Eat Your Own Cooking

It’s late on a Friday. You finish a long piece of writing. You drop it into the tool you built and watch it render into a video. Scene three loads with the wrong music. You feel the wince before you think the thought.

That wince is the gold.

Recently I ran a Trends.vc report through Multi.

The wince is the bug report writing itself.

  • The button that sits a thumb’s width too low
  • The step that drags for thirty seconds
  • The output that’s almost useful

Eating your own cooking makes empathy automatic. The product breaks while you use it and you fix it before you close the laptop. You’re the customer and the founder.

The hedge: your workload will map imperfectly onto every customer’s. The solo founder publishing daily reports through Multi hits different edges than the marketing team running a weekly campaign. But your workload is a real load. It beats the hypothetical one you’d otherwise have to imagine into existence.
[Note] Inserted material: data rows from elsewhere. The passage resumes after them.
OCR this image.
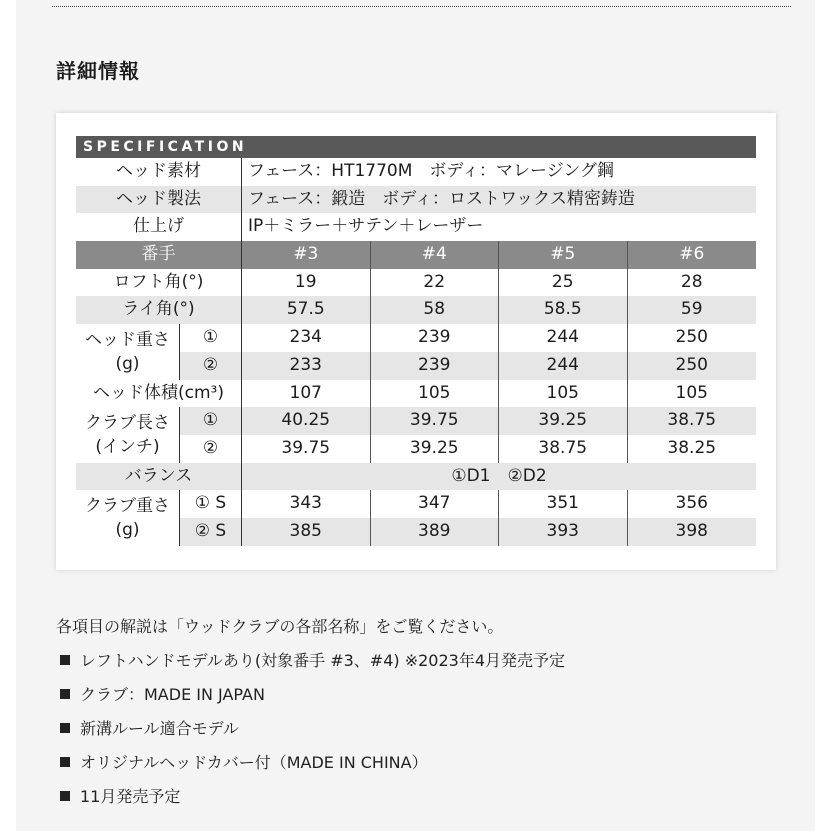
詳細情報
SPECIFICATION
ヘッド素材	フェース：HT1770M　ボディ：マレージング鋼
ヘッド製法	フェース：鍛造　ボディ：ロストワックス精密鋳造
仕上げ	IP＋ミラー＋サテン＋レーザー
番手	#3	#4	#5	#6
ロフト角(°)	19	22	25	28
ライ角(°)	57.5	58	58.5	59
ヘッド重さ
(g)
①	234	239	244	250
②	233	239	244	250
ヘッド体積(cm³)	107	105	105	105
クラブ長さ
(インチ)
①	40.25	39.75	39.25	38.75
②	39.75	39.25	38.75	38.25
バランス	①D1　②D2
クラブ重さ
(g)
① S	343	347	351	356
② S	385	389	393	398
各項目の解説は「ウッドクラブの各部名称」をご覧ください。
レフトハンドモデルあり(対象番手 #3、#4) ※2023年4月発売予定
クラブ：MADE IN JAPAN
新溝ルール適合モデル
オリジナルヘッドカバー付（MADE IN CHINA）
11月発売予定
Compare it to the alternative. A ticket lands in someone’s inbox. A stranger describes a frustration in words. The PM files it, prioritizes it against other tickets, schedules the fix for next sprint. The friction reaches them secondhand. Words on a screen, written by someone who already moved on.

When you are the user, the diagnosis and the decision sit in the same head. You feel the pain, you write the fix. The roadmap fills in from the friction you feel.

📡

What daily problem could you solve with a tool you’d ship and refine yourself?